Misty Copeland
On June 30, 2015, American Ballet Theatre posted a single sentence on social media: "Please join us in congratulating Misty Copeland — the first African American woman to be named Principal Dancer in ABT's 75-year history." The announcement crashed ABT's website. Within hours, it was the lead story on every major news outlet in America. Copeland, who had been dancing en pointe for only thirteen years when she first joined ABT's corps de ballet, had just shattered one of the last and most visible racial barriers in the world of classical dance. She was thirty-two years old.
An Unlikely Beginning
Misty Danielle Copeland was born on September 10, 1982, in Kansas City, Missouri, and grew up in San Pedro, California, in circumstances far removed from the typical ballet pipeline. Her mother, Sylvia DelaCerna, was a single parent raising six children, and the family moved frequently, sometimes living in motels. There was no money for dance lessons, no family tradition of the arts, no early childhood training at a prestigious academy.
Copeland discovered ballet almost by accident at age thirteen — absurdly late by classical standards, when most professional dancers have been training since age three or four. A middle-school drill team coach, Elizabeth Cantine, noticed her natural musicality and extraordinary flexibility and urged her to take a free ballet class at the Boys & Girls Club of San Pedro.

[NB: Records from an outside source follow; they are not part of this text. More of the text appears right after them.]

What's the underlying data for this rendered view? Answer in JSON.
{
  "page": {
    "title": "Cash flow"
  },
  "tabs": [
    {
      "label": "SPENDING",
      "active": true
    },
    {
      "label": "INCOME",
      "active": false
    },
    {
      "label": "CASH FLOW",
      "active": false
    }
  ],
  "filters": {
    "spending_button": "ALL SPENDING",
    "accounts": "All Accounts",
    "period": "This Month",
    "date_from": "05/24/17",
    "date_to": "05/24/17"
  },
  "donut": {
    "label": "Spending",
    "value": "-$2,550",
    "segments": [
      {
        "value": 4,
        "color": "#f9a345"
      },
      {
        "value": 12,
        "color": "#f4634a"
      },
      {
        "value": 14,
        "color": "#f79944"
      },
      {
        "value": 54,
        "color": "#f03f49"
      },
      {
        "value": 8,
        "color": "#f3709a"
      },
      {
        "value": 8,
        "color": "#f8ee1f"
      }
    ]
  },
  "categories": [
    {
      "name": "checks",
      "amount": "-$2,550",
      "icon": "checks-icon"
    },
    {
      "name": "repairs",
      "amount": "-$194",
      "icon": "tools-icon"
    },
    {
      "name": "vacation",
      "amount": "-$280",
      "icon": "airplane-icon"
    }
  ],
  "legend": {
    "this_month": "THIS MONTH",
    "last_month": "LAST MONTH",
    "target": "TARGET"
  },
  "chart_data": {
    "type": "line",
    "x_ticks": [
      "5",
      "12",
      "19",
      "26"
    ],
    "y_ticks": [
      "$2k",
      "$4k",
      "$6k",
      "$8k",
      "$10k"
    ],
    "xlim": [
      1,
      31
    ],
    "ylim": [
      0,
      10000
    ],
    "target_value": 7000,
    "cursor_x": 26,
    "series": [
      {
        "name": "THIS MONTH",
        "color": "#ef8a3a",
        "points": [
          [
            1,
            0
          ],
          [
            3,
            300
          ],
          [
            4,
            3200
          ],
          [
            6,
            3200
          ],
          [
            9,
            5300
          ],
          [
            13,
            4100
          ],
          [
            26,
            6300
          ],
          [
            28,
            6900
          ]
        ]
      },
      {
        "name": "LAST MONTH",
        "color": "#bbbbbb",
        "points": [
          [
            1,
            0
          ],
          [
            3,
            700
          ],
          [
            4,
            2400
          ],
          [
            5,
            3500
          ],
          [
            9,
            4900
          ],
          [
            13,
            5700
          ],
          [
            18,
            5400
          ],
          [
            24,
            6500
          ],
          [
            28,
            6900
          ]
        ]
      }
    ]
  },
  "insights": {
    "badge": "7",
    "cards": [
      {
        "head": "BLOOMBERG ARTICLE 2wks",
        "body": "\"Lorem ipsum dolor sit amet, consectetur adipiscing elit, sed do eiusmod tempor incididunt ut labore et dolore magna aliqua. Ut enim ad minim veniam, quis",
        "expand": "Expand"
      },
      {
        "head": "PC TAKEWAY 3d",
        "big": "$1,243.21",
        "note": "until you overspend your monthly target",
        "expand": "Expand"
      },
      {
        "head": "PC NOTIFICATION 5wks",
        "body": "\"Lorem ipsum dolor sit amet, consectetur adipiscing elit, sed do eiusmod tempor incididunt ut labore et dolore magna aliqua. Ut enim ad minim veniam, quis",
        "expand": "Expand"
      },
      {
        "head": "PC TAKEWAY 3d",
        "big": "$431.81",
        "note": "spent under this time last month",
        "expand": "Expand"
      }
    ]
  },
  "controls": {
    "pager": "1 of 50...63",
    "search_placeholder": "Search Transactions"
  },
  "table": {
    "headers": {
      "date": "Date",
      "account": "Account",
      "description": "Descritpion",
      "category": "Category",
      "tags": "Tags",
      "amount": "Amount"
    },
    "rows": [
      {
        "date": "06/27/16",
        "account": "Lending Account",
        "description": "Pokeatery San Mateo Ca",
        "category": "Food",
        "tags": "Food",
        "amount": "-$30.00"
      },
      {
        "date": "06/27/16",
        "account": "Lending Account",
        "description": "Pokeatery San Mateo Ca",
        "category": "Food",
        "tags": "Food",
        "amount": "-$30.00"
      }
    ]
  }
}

The instructor was Cynthia Bradley, a former professional ballerina who immediately recognized something extraordinary: Copeland was a prodigy.
Within three months, Copeland was dancing en pointe. Within eight months, she won first place in a regional competition. Bradley, astonished at the speed of her development, offered to take Copeland into her home so she could train more intensively. By fifteen, Copeland had won the Los Angeles Music Center Spotlight Award — a first-prize honor previously claimed by future stars like Adam Shankman.
In 2000, at age seventeen, Copeland was invited to join ABT's Studio Company, its development program. By 2001, she was in the corps de ballet. The road to principal, however, would take fourteen more years — a journey shaped by both excellence and the persistent, painful realities of race in ballet.
Breaking Barriers in Ballet
Classical ballet has long been one of the most racially homogeneous art forms in Western culture. Its aesthetic ideals — developed in European courts and codified in the nineteenth century — implicitly centered whiteness: pale pink tights, light-skinned casts performing fairy tales set in European courts, and a body type that often excluded dancers with more muscular or curvaceous builds. Copeland confronted these biases at every stage.
At ABT, she rose through the ranks with a combination of extraordinary athleticism and emotional depth. Her breakthrough came in 2012 when she danced the lead role of the Firebird in Stravinsky's ballet of the same name — a performance that drew rave reviews and catapulted her into the national spotlight. That same year, she became ABT's first Black soloist in two decades.
Her performances in the great classical roles electrified audiences:
- Odette/Odile in Swan Lake (2015) — The dual role considered the ultimate test of a ballerina, and Copeland's debut in it at the Metropolitan Opera House became a cultural event.
- Juliet in Romeo and Juliet — Bringing warmth and fierce passion to the role.
- Giselle — Performing the Romantic-era classic with a delicacy that silenced doubters.
- Kitri in Don Quixote — Showcasing her technical brilliance and vivacious stage presence.
Her Under Armour commercial, "I Will What I Want" (2014), went viral with over 10 million views, featuring Copeland dancing while a rejection letter from a ballet academy was read aloud — a letter telling a thirteen-year-old girl she had the wrong body for ballet. The ad became a cultural touchstone.
Legacy: Opening Doors
Copeland's impact extends far beyond her performances. Her bestselling memoir, Life in Motion: An Unlikely Ballerina (2014), and its young-reader adaptation, Firebird (2014), have inspired a generation of young dancers of color. She has been named one of Time magazine's 100 Most Influential People (2015), received a Women's Sports Foundation award, and been appointed to the President's Council on Fitness, Sports, and Nutrition.
In 2019, Copeland suffered a severe tibial stress fracture and underwent surgery, but she returned to the stage in 2020, performing with the same power and artistry that had made her a star. She continues to dance with ABT while also serving as a cultural ambassador for the art form.
"I had moments of doubting myself, and my mother always told me, 'You can do anything,'" Copeland has said. "I just want to be one of those people who proves that it can be done." For the thousands of young dancers of color who now see themselves reflected on the stages of the world's great ballet companies, she has done exactly that.